Bergen, a woman who lived both the glamour of success and the solitude of loss, understood that dreams are made of the same delicate substance as dawn light — luminous but fleeting. When she said that dreams are “cursed with short life spans,” she was speaking not only of personal aspirations but of the universal pattern of desire itself. Every dream, once pursued, must eventually collide with the hard edges of the world. The curse is not that dreams die, but that they are mortal — they change form, fade, and are reborn as something else. Thus, the dreamer must learn not to cling, but to create anew.
The ancients too knew this truth. The Greek poet Homer spoke of dreams as “shadows of the night,” half-real and half-divine. In the halls of myth, even the gods’ dreams often dissolved before dawn. Yet, from these passing visions came acts of greatness — voyages, wars, discoveries, and art. For though dreams perish, their echo moves men to action. In this way, the short life of a dream is its very power: it urges us to act swiftly, to bring into being what imagination has glimpsed before it fades.
Consider the story of Amelia Earhart, whose dream of flight burned like a star in an age when women were told to keep their feet on the ground. Her vision — to circle the globe in the sky — was bold, impossible, and tragically brief. Her aircraft disappeared before the dream could be fulfilled, yet her courage endured beyond her life. The dream, though short-lived, became immortal through its influence. Bergen’s words remind us that even a dream that dies early can give birth to generations of courage and inspiration. What ends in time may continue in spirit.
The quote also reflects a deeper wisdom about the nature of fulfillment. Once a dream is realized, it ceases to be a dream. It transforms into memory, into work, into legacy. Thus, every dream carries within it the seed of its own ending. The artist who finishes the painting feels the ache of completion; the athlete who wins the race knows that the moment will soon pass. The “curse” of the dream is that it cannot remain suspended in the realm of desire forever. Life demands movement — to dream, to achieve, to let go, and to dream again.
Yet Bergen’s observation is not a lament, but a gentle urging toward acceptance and renewal. She invites us to see the fleeting nature of dreams not as tragedy, but as the rhythm of creation.

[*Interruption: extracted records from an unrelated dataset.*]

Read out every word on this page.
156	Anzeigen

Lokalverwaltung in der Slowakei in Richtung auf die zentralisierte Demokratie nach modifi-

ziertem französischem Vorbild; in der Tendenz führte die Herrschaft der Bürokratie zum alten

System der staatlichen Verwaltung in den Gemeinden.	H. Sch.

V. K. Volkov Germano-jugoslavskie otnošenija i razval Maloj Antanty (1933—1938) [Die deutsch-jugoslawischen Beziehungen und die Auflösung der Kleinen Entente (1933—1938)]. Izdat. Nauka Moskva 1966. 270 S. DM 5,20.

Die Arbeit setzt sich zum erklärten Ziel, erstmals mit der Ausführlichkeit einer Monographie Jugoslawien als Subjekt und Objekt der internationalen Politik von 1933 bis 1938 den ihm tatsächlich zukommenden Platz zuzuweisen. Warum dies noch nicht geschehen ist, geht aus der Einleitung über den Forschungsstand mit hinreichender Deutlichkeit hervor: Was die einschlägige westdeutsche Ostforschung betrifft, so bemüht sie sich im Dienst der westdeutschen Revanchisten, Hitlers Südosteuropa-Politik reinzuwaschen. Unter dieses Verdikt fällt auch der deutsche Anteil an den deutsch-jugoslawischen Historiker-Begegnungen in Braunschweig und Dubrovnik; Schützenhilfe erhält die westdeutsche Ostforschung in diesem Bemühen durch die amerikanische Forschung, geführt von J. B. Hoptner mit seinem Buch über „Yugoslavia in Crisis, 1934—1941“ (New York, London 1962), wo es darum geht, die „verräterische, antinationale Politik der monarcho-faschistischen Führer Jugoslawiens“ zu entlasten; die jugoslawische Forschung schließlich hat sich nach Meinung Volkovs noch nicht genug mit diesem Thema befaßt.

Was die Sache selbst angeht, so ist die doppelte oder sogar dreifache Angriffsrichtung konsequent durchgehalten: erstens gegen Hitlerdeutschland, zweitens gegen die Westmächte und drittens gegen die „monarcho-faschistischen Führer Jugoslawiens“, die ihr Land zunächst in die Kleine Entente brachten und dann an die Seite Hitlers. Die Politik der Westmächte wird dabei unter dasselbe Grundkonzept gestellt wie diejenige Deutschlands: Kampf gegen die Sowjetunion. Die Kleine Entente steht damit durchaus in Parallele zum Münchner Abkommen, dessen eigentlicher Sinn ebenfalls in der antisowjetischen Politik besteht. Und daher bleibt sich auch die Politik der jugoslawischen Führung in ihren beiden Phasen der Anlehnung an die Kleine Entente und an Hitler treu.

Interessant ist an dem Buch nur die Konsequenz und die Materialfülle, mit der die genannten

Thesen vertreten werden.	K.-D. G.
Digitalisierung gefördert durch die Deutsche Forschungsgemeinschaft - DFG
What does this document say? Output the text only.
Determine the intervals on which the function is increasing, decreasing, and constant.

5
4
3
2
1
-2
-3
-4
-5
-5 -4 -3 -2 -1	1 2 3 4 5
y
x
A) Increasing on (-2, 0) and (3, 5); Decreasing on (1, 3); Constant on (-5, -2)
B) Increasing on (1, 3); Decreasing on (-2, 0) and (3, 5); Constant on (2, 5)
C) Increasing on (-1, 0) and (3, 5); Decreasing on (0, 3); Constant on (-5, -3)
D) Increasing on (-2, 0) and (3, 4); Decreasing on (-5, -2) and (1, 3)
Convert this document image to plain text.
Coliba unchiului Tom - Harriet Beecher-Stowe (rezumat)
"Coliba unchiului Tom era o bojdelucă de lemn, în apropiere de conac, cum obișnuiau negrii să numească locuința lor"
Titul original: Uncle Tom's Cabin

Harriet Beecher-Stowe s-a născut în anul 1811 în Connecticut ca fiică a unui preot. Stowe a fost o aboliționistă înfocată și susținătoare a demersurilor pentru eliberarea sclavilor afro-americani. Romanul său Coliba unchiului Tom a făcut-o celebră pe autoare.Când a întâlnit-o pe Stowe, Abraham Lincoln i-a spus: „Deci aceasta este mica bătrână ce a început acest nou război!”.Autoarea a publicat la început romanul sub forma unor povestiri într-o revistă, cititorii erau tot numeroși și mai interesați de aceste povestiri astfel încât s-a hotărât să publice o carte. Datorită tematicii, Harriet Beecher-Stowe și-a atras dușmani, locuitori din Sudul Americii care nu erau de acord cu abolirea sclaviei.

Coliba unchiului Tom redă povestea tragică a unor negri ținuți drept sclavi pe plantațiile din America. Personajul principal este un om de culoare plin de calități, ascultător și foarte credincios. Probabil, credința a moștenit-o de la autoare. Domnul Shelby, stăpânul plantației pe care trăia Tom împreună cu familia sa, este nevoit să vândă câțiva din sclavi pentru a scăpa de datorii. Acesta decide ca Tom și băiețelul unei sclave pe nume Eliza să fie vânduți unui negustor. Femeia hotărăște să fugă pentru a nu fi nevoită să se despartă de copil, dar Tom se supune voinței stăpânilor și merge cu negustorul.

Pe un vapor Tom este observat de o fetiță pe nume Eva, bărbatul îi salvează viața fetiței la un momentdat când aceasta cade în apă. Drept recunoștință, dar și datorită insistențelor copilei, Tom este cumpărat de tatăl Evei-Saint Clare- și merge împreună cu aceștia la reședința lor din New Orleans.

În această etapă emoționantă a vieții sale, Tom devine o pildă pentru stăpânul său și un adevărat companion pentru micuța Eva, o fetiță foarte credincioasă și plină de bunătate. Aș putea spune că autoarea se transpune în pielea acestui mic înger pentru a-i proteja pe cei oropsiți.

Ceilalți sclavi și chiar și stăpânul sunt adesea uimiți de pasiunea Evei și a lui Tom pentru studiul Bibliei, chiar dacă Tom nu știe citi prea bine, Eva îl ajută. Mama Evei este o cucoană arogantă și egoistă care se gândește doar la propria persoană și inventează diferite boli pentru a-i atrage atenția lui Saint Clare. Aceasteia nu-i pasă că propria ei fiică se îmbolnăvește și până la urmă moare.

Like flowers that bloom for a season, dreams remind us of impermanence and the need to cherish the now. The wise do not mourn when a dream fades; they plant new seeds, knowing that imagination is infinite. Each ending gives birth to a beginning — each short-lived vision makes space for another, perhaps deeper and truer, to arise.
So, my children of aspiration and heart, remember the lesson of Candice Bergen’s words: do not fear the short life of dreams. Instead, live them fully while they are alive. Let them lift you, guide you, transform you. When they pass, do not cling to their ashes — carry their light forward. For the soul that keeps dreaming never grows old, and the world that keeps imagining never grows dark.
Dreams may be cursed with brevity, but the dreamer’s spirit is eternal. Thus, live boldly within your visions, and when one fades, look again to the horizon. For beyond each sunset of a dream, another dawn awaits — radiant, fragile, and ready to be born anew.